Problem Sets
Team Project
The Team Project is a "team assignment with type-3 collaboration" (see below). You must provide strategic advice to a player of a "real-world" game. (You need not gather actual data. It suffices to consider a hypothetical scenario that could be real.)
Deliverables
Initial Proposal
A 1–2 page description of the question being investigated; the necessary game-theoretic tools and data (if applicable), and the player(s) receiving advice.
Crafting a detailed proposal is meant to serve as a study guide. As such, none of the proposal’s contents are binding for the final version of the project, and the proposal itself is not graded.
Final Project
A 3–8 page memo addressed to the relevant party, as well as a 2–5 page appendix addressed to a game-theory expert (supporting graphs, calculations, etc.).
A successful memo will clearly convey the "bottom line" of your motivation, assumptions, analysis, and conclusions to the relevant player. The very best projects, furthermore, will include a careful, correct, and creative application of game-theoretic ideas and techniques in the appendix.
Timeline: The team project has the following parts: (i) team formation by Session 5, (ii) project proposal by Session 10, (iii) project progress report by Session 21, and (iv) final project on Session 23. A progress report (which is not graded) is due in Session 21 because some projects will be selected for in-class presentations during Sessions 22 and 23.
MIT Sloan Academic Standards
The following is an excerpt from Sloan's "Academic Standards" document, meant to clarify what the type of work I expect on the team project.
Team Project is "Type 3"
When you are asked to work in teams, there is a broad spectrum of faculty expectations.
Type-1 collaboration: The professor states that collaboration is allowed, but the final product must be individual.

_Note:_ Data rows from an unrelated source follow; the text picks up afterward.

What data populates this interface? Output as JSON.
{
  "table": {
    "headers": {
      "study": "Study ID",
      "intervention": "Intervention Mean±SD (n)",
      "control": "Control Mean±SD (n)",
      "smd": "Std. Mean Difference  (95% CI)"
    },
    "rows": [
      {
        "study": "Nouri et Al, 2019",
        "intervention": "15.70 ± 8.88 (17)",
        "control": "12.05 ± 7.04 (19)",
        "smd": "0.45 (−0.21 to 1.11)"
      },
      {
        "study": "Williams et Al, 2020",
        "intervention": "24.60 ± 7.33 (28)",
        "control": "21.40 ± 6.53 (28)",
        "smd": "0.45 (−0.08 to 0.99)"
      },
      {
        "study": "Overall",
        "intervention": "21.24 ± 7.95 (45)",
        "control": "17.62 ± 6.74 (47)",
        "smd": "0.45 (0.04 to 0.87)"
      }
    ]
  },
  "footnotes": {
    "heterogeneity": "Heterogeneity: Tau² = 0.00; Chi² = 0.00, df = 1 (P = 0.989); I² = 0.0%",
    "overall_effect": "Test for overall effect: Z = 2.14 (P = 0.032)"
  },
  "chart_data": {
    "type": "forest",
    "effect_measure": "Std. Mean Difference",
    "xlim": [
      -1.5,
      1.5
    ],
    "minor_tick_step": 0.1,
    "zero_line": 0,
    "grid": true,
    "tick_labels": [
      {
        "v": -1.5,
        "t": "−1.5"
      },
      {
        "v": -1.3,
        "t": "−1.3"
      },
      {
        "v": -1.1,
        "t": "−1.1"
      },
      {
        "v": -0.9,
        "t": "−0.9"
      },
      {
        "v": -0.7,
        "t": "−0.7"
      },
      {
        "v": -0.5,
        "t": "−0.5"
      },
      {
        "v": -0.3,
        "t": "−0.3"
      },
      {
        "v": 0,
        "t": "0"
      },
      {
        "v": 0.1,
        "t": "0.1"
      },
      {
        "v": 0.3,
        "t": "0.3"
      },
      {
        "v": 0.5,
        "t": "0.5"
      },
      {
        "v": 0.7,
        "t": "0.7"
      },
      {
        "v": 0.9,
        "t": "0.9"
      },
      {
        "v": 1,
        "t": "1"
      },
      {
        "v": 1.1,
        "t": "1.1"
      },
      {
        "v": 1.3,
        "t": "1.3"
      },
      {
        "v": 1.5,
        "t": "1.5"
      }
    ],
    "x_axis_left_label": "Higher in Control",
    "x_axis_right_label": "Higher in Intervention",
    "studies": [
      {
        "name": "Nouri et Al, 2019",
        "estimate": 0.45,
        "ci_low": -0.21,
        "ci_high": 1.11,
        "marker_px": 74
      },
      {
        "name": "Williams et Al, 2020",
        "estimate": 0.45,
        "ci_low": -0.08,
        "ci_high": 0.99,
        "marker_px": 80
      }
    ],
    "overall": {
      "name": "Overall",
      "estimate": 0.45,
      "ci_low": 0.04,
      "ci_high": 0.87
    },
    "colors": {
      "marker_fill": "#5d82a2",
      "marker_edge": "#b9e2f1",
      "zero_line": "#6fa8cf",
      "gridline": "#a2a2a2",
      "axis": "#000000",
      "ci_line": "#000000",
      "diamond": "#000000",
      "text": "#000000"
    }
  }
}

Type-2 collaboration: The professor states that collaboration is encouraged but that each person's contribution to the deliverable does not have to be substantial (taking a "divide and conquer" approach).
Type-3 collaboration: The professor states that collaboration is expected and that each team member must contribute substantially to the deliverable. An example of this might be the First-Year Challenge (FYC) or the Organizational Processes (OP) project.
- Each team member must make a substantial contribution to the assignment. It is not, for example, acceptable to divide the assignments amongst the team members (e.g., part of the team does the FYC and the other part does another project), though the team may divide the work of any one assignment to complete it as they deem appropriate.
- The team may not collaborate with other students outside of the team unless the professor explicitly permits such collaboration.